E ela escreveu. Escreveu e escreveu. Escreveu até o dia em que uma sirene que ela nunca havia ouvido antes tocou, e o barulho de um pandemônio do lado de fora de seu confinamento a assustou.





A peça daquela noite


A cortina de veludo preto estava abaixada, impedindo que o público vislumbrasse o frenético movimento dos atores e contra-regras do outro lado. Um murmúrio suave preenchia os espaços do teatro; todos cogitavam sobre o que seria apresentado aquela noite. Uma peça surpresa podia ser uma boa idéia, mas também podia ser uma péssima idéia. Alguns estavam de braços cruzados, céticos sobre a capacidade artística dos responsáveis pelo espetáculo. Outros, por sua vez, extremamente curiosos, tentavam vislumbrar por entre as brechas da cortina preta algum movimento do outro lado, que revelasse o conteúdo misterioso da peça daquela noite.



De uma forma ou de outra, todos tiveram que esperar até que a luz ambiente diminuísse e o suave som da cortina deslizando fosse ouvida.








Descrevendo a cena


Reclinado em sua cadeira, ele encara o vídeo pausado na TV ao seu lado. Um computador antiquado está à sua frente, um documento do Word em branco, à espera de ser digitado.

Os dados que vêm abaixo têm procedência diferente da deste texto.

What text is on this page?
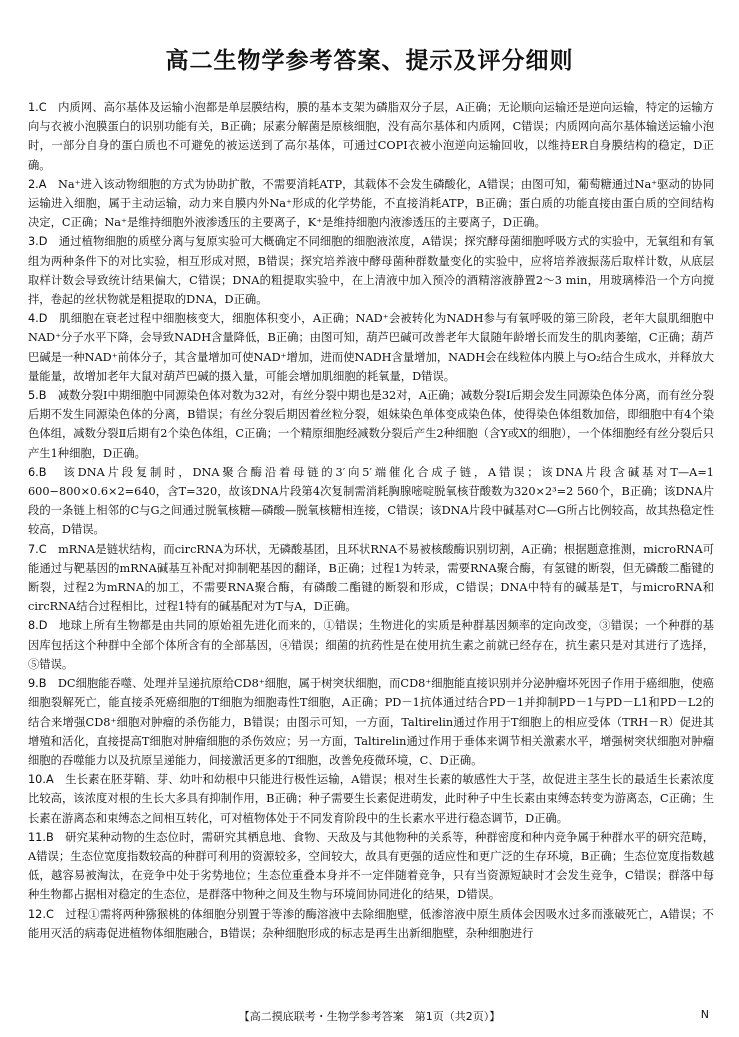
高二生物学参考答案、提示及评分细则

1.C　 内质网、高尔基体及运输小泡都是单层膜结构，膜的基本支架为磷脂双分子层，A正确；无论顺向运输还是逆向运输，特定的运输方向与衣被小泡膜蛋白的识别功能有关，B正确；尿素分解菌是原核细胞，没有高尔基体和内质网，C错误；内质网向高尔基体输送运输小泡时，一部分自身的蛋白质也不可避免的被运送到了高尔基体，可通过COPI衣被小泡逆向运输回收，以维持ER自身膜结构的稳定，D正确。

2.A　 Na⁺进入该动物细胞的方式为协助扩散，不需要消耗ATP，其载体不会发生磷酸化，A错误；由图可知，葡萄糖通过Na⁺驱动的协同运输进入细胞，属于主动运输，动力来自膜内外Na⁺形成的化学势能，不直接消耗ATP，B正确；蛋白质的功能直接由蛋白质的空间结构决定，C正确；Na⁺是维持细胞外液渗透压的主要离子，K⁺是维持细胞内液渗透压的主要离子，D正确。

3.D　 通过植物细胞的质壁分离与复原实验可大概确定不同细胞的细胞液浓度，A错误；探究酵母菌细胞呼吸方式的实验中，无氧组和有氧组为两种条件下的对比实验，相互形成对照，B错误；探究培养液中酵母菌种群数量变化的实验中，应将培养液振荡后取样计数，从底层取样计数会导致统计结果偏大，C错误；DNA的粗提取实验中，在上清液中加入预冷的酒精溶液静置2～3 min，用玻璃棒沿一个方向搅拌，卷起的丝状物就是粗提取的DNA，D正确。

4.D　 肌细胞在衰老过程中细胞核变大，细胞体积变小，A正确；NAD⁺会被转化为NADH参与有氧呼吸的第三阶段，老年大鼠肌细胞中NAD⁺分子水平下降，会导致NADH含量降低，B正确；由图可知，葫芦巴碱可改善老年大鼠随年龄增长而发生的肌肉萎缩，C正确；葫芦巴碱是一种NAD⁺前体分子，其含量增加可使NAD⁺增加，进而使NADH含量增加，NADH会在线粒体内膜上与O₂结合生成水，并释放大量能量，故增加老年大鼠对葫芦巴碱的摄入量，可能会增加肌细胞的耗氧量，D错误。

5.B　 减数分裂Ⅰ中期细胞中同源染色体对数为32对，有丝分裂中期也是32对，A正确；减数分裂Ⅰ后期会发生同源染色体分离，而有丝分裂后期不发生同源染色体的分离，B错误；有丝分裂后期因着丝粒分裂，姐妹染色单体变成染色体，使得染色体组数加倍，即细胞中有4个染色体组，减数分裂Ⅱ后期有2个染色体组，C正确；一个精原细胞经减数分裂后产生2种细胞（含Y或X的细胞），一个体细胞经有丝分裂后只产生1种细胞，D正确。

6.B　 该DNA片段复制时，DNA聚合酶沿着母链的3′向5′端催化合成子链，A错误；该DNA片段含碱基对T—A=1 600−800×0.6×2=640，含T=320，故该DNA片段第4次复制需消耗胸腺嘧啶脱氧核苷酸数为320×2³=2 560个，B正确；该DNA片段的一条链上相邻的C与G之间通过脱氧核糖—磷酸—脱氧核糖相连接，C错误；该DNA片段中碱基对C—G所占比例较高，故其热稳定性较高，D错误。

7.C　 mRNA是链状结构，而circRNA为环状，无磷酸基团，且环状RNA不易被核酸酶识别切割，A正确；根据题意推测，microRNA可能通过与靶基因的mRNA碱基互补配对抑制靶基因的翻译，B正确；过程1为转录，需要RNA聚合酶，有氢键的断裂，但无磷酸二酯键的断裂，过程2为mRNA的加工，不需要RNA聚合酶，有磷酸二酯键的断裂和形成，C错误；DNA中特有的碱基是T，与microRNA和circRNA结合过程相比，过程1特有的碱基配对为T与A，D正确。

8.D　 地球上所有生物都是由共同的原始祖先进化而来的，①错误；生物进化的实质是种群基因频率的定向改变，③错误；一个种群的基因库包括这个种群中全部个体所含有的全部基因，④错误；细菌的抗药性是在使用抗生素之前就已经存在，抗生素只是对其进行了选择，⑤错误。

9.B　 DC细胞能吞噬、处理并呈递抗原给CD8⁺细胞，属于树突状细胞，而CD8⁺细胞能直接识别并分泌肿瘤坏死因子作用于癌细胞，使癌细胞裂解死亡，能直接杀死癌细胞的T细胞为细胞毒性T细胞，A正确；PD－1抗体通过结合PD－1并抑制PD－1与PD－L1和PD－L2的结合来增强CD8⁺细胞对肿瘤的杀伤能力，B错误；由图示可知，一方面，Taltirelin通过作用于T细胞上的相应受体（TRH－R）促进其增殖和活化，直接提高T细胞对肿瘤细胞的杀伤效应；另一方面，Taltirelin通过作用于垂体来调节相关激素水平，增强树突状细胞对肿瘤细胞的吞噬能力以及抗原呈递能力，间接激活更多的T细胞，改善免疫微环境，C、D正确。

10.A　 生长素在胚芽鞘、芽、幼叶和幼根中只能进行极性运输，A错误；根对生长素的敏感性大于茎，故促进主茎生长的最适生长素浓度比较高，该浓度对根的生长大多具有抑制作用，B正确；种子需要生长素促进萌发，此时种子中生长素由束缚态转变为游离态，C正确；生长素在游离态和束缚态之间相互转化，可对植物体处于不同发育阶段中的生长素水平进行稳态调节，D正确。

11.B　 研究某种动物的生态位时，需研究其栖息地、食物、天敌及与其他物种的关系等，种群密度和种内竞争属于种群水平的研究范畴，A错误；生态位宽度指数较高的种群可利用的资源较多，空间较大，故具有更强的适应性和更广泛的生存环境，B正确；生态位宽度指数越低，越容易被淘汰，在竞争中处于劣势地位；生态位重叠本身并不一定伴随着竞争，只有当资源短缺时才会发生竞争，C错误；群落中每种生物都占据相对稳定的生态位，是群落中物种之间及生物与环境间协同进化的结果，D错误。

12.C　 过程①需将两种猕猴桃的体细胞分别置于等渗的酶溶液中去除细胞壁，低渗溶液中原生质体会因吸水过多而涨破死亡，A错误；不能用灭活的病毒促进植物体细胞融合，B错误；杂种细胞形成的标志是再生出新细胞壁，杂种细胞进行

【高二摸底联考・生物学参考答案　第1页（共2页）】	N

A cena na TV mostra três crianças numa sala de estar quase que banal, inidentificável.

O homem, jovem e negro, suspira.

E começa a digitar:


"Descrição da cena:

Três crianças (dois meninos e uma menina), de nomes e idades não identificados, brincam numa sala. Nela se encontram uma mesa, com diversos objetos dispostos sobre ela, e três cadeiras. Ao que parece, não há adulto no ambiente além da pessoa que está filmando.

Síntese:

Trata-se de uma brincadeira de faz-de-conta em que num primeiro momento os três estão cumprindo funções domésticas em 'casa' e num segundo momento vão à 'praia'.

Duração total: 04 minutos e 30 segundos."

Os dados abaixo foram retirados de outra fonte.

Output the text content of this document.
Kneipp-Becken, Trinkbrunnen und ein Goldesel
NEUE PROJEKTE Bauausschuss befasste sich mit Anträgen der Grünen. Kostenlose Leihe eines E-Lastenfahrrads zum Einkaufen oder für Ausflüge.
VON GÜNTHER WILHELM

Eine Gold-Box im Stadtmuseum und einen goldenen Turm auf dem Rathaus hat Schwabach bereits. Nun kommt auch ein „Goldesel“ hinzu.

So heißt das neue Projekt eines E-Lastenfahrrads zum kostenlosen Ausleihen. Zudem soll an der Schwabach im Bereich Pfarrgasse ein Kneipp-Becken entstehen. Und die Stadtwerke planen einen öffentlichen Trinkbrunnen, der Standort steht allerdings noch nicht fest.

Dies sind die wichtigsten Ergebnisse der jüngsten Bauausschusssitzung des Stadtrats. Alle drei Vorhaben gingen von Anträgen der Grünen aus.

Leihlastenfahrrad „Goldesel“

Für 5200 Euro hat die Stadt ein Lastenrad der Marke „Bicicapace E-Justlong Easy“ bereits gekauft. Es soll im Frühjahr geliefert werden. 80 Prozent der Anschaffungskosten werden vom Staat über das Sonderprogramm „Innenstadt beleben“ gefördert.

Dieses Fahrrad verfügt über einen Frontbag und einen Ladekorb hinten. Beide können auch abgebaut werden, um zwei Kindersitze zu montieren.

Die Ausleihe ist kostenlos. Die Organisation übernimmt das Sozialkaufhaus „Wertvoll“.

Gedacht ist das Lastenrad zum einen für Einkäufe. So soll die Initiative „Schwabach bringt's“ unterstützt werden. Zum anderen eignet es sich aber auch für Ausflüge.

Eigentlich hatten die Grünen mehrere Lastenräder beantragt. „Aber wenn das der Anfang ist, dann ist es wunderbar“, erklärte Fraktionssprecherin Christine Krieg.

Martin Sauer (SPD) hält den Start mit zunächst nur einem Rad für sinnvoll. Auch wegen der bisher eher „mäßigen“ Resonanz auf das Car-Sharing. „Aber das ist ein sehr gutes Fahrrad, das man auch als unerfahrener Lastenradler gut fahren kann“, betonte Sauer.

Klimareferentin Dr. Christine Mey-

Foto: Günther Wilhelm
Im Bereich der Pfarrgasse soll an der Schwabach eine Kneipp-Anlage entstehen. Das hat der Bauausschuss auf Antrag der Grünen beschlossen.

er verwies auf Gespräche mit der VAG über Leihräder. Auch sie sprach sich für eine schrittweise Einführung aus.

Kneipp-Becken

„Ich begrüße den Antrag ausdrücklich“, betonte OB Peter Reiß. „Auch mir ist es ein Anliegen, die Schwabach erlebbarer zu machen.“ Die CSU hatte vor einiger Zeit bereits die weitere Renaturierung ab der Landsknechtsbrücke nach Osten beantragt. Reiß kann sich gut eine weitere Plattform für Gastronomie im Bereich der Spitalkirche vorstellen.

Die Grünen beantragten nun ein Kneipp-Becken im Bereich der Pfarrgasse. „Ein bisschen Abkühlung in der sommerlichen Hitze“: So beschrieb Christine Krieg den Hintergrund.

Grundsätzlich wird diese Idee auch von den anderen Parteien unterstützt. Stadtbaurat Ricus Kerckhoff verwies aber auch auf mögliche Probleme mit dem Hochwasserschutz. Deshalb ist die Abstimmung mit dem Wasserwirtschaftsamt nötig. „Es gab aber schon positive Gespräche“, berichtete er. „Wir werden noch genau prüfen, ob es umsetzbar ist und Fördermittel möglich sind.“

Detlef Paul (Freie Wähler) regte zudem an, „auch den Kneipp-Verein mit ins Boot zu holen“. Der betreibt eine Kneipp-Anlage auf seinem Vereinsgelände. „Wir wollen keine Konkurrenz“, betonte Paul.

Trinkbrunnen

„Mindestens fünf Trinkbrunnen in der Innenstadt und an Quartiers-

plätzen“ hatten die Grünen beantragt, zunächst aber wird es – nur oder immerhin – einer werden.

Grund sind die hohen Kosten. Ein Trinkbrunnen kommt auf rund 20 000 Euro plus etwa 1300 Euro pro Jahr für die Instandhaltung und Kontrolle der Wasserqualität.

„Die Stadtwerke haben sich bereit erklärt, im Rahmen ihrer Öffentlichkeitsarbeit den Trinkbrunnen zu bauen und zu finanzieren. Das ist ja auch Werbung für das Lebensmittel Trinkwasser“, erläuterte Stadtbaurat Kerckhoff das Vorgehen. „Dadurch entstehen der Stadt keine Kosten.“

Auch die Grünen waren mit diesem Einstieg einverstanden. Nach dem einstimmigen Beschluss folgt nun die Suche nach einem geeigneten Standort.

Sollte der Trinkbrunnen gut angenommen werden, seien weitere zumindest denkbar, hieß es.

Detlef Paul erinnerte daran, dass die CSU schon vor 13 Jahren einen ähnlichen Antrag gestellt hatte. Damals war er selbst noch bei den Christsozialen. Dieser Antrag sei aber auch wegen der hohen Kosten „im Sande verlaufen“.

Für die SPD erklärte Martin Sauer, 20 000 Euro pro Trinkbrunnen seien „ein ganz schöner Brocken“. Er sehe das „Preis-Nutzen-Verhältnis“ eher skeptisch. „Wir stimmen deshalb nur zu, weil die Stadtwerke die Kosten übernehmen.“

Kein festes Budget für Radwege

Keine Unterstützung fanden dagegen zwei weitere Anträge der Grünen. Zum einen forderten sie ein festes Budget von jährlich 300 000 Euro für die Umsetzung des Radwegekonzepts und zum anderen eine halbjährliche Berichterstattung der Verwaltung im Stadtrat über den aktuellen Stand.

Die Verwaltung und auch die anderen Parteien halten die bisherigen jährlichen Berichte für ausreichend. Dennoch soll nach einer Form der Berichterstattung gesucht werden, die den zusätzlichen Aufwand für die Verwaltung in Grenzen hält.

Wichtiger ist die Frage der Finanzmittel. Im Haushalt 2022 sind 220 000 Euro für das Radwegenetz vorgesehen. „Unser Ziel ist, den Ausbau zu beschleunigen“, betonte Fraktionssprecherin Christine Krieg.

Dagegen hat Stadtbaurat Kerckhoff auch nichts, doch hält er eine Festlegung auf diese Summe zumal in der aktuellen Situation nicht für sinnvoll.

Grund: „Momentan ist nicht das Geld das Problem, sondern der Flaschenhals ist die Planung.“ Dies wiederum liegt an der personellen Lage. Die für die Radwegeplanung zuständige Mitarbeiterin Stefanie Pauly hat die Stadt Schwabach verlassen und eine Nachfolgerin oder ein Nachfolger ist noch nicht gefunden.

Ele pára e observa o próximo item.

"Realce de dois segmentos:"

Suspira e pula-o.

"A análise destacará:

- O diálogo entre as crianças

- Gestos e comandos verbais de um dos garotos, conduzindo os outros dois durante a brincadeira.

Em casa (00:00 – 03:22 min):

(Usaremos nomes fictícios para facilitar a transcrição. A menina será chamada de Maria, o menino de cabelo curto – que conduz a brincadeira – de João e o outro menino de Paulo.)


Os três estão sentados em volta da mesa.


Maria: 'Essa é minha filha', ao mesmo tempo em que estende o braço para pegar uma boneca e acaba derrubando uma garrafa que estava sobre a mesa.

João percebe e diz: 'Eita,derrubou! Xi…' – enquanto segura sua própria boneca.

Maria pega a boneca e repete: 'É minha filha'

João: 'Ta cozinhando o feijão', mexendo numa panelinha de plástico.

Paulo está usando um barbeador, fazendo movimentos no rosto como se estivesse fazendo a barba.

João: 'To penteando o cabelo pra passear' e Paulo troca o barbeador pelo pente, fazendo o que João disse.

Na praia (03:23 – 03:57):

João tinha sugerido que fossem à praia. Então os três se levantaram e seguiram para outra parte da sala, sentando-se no chão. Paulo está passando um tubo de batom vazio na boca.

Maria: 'Peraí, me dá aqui Paulo'

Paulo afasta o batom e diz: 'Não', virando-se para o outro lado. 'Pode não, pode não', ele diz pra Maria.

Pouco tempo depois, Maria diz: 'Eu vou lá em casa', se levantando com a boneca.

João: 'Eu vou lá em casa', acompanhando Maria.

Paulo: 'Vamo', seguindo os outros dois.

Eles seguem de volta para a mesa e João, que ficou um pouco para trás diz: 'Eu to na páia'

Paulo: 'Hã?'

João: 'A páia aqui ó', apontando para a parte vazia da sala."